Update README.md

2910e15 verified 3 months ago

5.43 kB

	---
	base_model:
	- unsloth/llama-2-7b-bnb-4bit
	- hermeschen1116/response_generator_for_emotion_chat_bot
	library_name: peft
	license: apache-2.0
	datasets:
	- Shotaro30678/rlhf-RG-trl-style-v3
	tags:
	- trl
	- unsloth
	language:
	- en
	pipeline_tag: text-generation

	---
	# Response Generator for [Emotion Chat Bot](https://github.com/hermeschen1116/chat-bot)


	## Model description

	This model is a dpo fine-tuned version of [hermeschen1116/response_generator_for_emotion_chat_bot](https://huggingface.co/hermeschen1116/response_generator_for_emotion_chat_bot) on [Shotaro30678/rlhf-RG-trl-style-v3](https://huggingface.co/datasets/Shotaro30678/rlhf-RG-trl-style-v3), self modified version of [daily_dialog](li2017dailydialog/daily_dialog).
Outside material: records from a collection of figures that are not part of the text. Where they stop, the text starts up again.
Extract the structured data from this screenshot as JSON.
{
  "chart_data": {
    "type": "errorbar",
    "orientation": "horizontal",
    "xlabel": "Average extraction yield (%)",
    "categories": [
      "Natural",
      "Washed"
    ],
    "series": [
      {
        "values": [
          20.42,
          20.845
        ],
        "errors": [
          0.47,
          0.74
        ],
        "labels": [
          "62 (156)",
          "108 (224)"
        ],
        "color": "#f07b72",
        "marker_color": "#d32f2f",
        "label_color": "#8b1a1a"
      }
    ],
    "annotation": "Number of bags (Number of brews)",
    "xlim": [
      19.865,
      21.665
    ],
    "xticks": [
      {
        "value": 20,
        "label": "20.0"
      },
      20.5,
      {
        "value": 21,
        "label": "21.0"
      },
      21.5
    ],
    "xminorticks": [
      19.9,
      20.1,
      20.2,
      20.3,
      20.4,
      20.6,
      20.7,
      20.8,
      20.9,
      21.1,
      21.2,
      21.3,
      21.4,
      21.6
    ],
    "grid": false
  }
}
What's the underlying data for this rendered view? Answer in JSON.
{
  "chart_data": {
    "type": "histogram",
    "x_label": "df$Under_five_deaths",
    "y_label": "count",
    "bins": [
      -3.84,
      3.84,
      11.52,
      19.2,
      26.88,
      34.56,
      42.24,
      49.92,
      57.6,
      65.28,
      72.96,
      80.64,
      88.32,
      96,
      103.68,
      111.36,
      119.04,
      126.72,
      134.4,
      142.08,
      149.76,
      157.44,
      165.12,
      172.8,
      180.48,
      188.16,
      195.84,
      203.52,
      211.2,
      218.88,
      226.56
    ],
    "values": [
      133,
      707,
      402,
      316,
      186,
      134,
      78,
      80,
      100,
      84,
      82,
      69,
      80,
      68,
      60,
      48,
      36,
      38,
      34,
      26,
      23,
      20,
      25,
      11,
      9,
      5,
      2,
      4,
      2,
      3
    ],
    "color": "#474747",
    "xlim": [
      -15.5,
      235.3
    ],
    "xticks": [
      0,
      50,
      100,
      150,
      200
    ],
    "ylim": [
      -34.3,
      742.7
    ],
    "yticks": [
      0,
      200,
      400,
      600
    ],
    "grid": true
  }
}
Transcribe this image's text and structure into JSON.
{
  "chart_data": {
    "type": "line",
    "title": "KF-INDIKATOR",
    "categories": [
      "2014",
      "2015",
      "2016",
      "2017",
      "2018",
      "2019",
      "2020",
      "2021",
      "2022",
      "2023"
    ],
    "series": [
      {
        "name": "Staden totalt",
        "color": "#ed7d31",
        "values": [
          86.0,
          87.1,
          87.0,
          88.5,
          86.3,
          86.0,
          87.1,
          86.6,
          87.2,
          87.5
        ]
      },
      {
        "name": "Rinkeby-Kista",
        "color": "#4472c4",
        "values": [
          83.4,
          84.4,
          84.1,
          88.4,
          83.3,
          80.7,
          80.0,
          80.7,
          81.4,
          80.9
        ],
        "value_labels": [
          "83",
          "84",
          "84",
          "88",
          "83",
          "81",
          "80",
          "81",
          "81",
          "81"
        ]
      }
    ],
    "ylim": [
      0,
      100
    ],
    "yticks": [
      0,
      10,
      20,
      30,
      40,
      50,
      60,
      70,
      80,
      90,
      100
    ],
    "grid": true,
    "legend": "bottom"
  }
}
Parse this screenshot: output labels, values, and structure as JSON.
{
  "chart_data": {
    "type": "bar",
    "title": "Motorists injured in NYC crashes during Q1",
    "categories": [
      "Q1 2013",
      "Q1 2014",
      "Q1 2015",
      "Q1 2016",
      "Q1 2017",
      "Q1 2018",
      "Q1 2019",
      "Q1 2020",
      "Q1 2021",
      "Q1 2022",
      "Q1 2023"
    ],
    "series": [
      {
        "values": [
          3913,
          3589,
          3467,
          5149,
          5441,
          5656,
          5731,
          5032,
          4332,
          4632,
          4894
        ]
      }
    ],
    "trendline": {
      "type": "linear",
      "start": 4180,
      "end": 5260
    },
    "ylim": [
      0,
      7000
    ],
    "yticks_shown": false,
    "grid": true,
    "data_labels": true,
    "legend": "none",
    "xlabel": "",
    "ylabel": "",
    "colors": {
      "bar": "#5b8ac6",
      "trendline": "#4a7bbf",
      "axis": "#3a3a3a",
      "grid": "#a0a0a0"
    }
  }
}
	## Intended uses & limitations

	Use dpo trainer to do the RLHF so that the model can be more precise and consistent.

	## Model performance

	### Model Comparison

	Sentiment Score:
	[Shotaro30678/emotion_text_classifier_on_dd_v1](https://huggingface.co/Shotaro30678/emotion_text_classifier_on_dd_v1)

	\| Metric \| DPO Trained Model \| SFT Model (Reference) \|
	\|--------------\|-----------------------\|---------------------------\|
	\| Accuracy \| 0.851 \| 0.788 \|
	\| F1-score \| 0.8564 \| 0.7975 \|

	Gibberish Distribution:
	[madhurjindal/autonlp-Gibberish-Detector-492513457](https://huggingface.co/madhurjindal/autonlp-Gibberish-Detector-492513457)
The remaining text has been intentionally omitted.